Raise a big stink any way you want, but the original canal served its purpose as originally constructed and if not dug into would still be sealed up tight today with none of the problems. The property should have been permanently noted on title transfer as being a former chem dump. I don't know if that happened or not and what subsequent "cleansing" of the records may have happened for the sales to progress.
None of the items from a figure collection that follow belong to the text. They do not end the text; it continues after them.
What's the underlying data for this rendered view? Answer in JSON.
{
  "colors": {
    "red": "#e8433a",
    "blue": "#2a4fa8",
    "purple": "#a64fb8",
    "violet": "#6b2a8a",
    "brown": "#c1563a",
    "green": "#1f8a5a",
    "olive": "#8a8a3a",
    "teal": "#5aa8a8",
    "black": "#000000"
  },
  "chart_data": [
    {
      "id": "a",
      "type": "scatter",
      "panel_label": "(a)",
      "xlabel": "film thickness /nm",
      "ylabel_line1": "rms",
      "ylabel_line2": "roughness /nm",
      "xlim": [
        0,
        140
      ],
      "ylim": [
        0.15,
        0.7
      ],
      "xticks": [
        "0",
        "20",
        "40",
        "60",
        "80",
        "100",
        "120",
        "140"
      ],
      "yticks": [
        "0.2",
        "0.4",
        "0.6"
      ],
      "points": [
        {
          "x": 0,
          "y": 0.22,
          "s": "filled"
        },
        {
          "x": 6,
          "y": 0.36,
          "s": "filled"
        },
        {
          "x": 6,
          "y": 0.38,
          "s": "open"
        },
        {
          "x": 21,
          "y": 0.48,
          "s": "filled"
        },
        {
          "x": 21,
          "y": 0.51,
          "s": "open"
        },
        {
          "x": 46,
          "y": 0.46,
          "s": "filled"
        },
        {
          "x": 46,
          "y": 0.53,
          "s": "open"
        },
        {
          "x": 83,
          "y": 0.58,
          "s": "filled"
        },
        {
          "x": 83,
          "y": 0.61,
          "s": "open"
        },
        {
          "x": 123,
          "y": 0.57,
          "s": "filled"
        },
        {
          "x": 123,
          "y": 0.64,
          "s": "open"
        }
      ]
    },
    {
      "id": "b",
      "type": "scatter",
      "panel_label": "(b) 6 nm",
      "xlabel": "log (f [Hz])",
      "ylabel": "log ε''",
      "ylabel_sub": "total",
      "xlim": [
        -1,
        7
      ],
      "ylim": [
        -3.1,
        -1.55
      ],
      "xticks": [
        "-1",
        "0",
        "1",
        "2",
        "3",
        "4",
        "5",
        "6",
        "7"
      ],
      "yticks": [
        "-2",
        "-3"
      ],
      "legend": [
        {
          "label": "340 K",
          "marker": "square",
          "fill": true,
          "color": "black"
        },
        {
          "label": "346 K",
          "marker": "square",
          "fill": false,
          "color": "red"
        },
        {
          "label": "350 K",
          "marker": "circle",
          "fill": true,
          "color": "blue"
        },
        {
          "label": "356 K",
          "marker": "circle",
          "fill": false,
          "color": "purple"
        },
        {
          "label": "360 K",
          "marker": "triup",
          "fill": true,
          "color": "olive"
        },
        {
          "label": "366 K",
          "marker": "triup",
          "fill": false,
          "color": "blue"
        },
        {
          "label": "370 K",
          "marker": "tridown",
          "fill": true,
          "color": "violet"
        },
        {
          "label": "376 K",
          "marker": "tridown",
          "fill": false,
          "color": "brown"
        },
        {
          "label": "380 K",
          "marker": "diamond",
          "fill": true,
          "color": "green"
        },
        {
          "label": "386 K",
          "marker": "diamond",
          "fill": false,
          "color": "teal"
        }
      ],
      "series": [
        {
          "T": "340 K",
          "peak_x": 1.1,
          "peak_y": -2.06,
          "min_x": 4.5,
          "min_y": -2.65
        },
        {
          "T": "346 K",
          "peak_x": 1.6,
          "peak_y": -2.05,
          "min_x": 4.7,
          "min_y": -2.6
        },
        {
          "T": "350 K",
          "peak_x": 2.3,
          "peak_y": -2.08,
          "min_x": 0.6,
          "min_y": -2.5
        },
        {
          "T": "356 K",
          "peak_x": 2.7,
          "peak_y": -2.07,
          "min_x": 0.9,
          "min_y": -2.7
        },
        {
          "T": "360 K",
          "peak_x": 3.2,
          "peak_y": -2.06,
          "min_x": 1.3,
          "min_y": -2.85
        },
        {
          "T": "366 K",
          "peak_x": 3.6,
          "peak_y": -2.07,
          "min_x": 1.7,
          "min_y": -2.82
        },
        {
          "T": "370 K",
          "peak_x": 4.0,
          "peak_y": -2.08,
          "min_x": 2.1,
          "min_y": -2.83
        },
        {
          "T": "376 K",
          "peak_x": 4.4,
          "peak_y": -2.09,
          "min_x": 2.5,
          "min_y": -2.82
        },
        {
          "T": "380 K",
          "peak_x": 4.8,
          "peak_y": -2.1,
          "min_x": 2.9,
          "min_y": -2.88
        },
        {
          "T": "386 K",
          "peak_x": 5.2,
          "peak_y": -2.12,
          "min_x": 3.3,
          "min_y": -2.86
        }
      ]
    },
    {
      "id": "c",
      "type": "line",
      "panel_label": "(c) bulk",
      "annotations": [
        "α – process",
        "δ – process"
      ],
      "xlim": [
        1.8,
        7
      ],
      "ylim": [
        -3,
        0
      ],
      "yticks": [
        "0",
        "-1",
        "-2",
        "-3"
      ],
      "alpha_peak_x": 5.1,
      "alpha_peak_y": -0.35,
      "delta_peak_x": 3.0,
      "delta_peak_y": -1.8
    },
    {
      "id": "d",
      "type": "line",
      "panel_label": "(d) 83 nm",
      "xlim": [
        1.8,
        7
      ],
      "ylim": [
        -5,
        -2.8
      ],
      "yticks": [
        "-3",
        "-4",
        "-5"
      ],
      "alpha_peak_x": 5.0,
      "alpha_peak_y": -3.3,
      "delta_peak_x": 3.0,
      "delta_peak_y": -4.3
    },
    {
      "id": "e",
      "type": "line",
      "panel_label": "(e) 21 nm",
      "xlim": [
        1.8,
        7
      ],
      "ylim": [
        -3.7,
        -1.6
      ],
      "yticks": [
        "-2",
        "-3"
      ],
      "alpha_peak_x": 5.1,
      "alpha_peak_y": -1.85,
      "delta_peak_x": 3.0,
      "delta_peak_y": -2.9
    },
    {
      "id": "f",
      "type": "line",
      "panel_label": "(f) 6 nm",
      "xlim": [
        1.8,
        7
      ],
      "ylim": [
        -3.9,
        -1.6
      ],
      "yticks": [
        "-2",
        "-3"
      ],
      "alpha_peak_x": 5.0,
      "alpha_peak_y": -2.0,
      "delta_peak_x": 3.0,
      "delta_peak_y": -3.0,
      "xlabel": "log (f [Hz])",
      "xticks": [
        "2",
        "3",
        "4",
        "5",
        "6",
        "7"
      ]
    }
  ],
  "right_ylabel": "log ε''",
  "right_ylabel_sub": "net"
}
And yes, it sucked for those who bought property there.
"The leak seems to have happened over email after the transport agency e-mailed the entire database in clear text messages to marketers that subscribe to it – and when the error was discovered, the agency merely sent a new list and told subscribers to delete the old list themselves."
#headshake #rolleyes
As others have mentioned, 'Cloud' is simply a marketing term - the fabric of still is made up of servers residing within datacentres with fibre connecting them.
Considering the sensitive nature of the data contained in the mentioned database, has IBM even got a datacentre in Sweden, or were the Swedes happy for it to reside in Norway?
Most probably an intern going like :
"Here's your [censored™] database in cleartext since we can't be arsed to figure out how this encryption doohicky works.
Hakuna Matata. Nobody'll intercept it anyway. And if they do, they'll read the bit at the end of the email which will ask them nicely to delete it if it is not intended for them."
We need an Alfred E Neumann icon.
As far as I know, IT service providers like IBM are bound by confidentiality agreements and their employess are bound, too.
If there's any leakage by IBM, is it somehow proven and documented?
I think the biggest mistake was on Swedish customer side (in design of the database missing encryption of sensitive data fields - content not needed to be seen by DB admins + in low contractual requirements on confidentiality/certification of security standards on provider side etc.)
When the scandal hits political floor and journalists are digging in it, facts are becoming less and less important.
In Czech newspapers one could read, that Swedish government crisis because of Czech employees of IBM ... it could have been Belarus, Bangalore, ... any other IT service provision site in the world whom could have the customer contracted.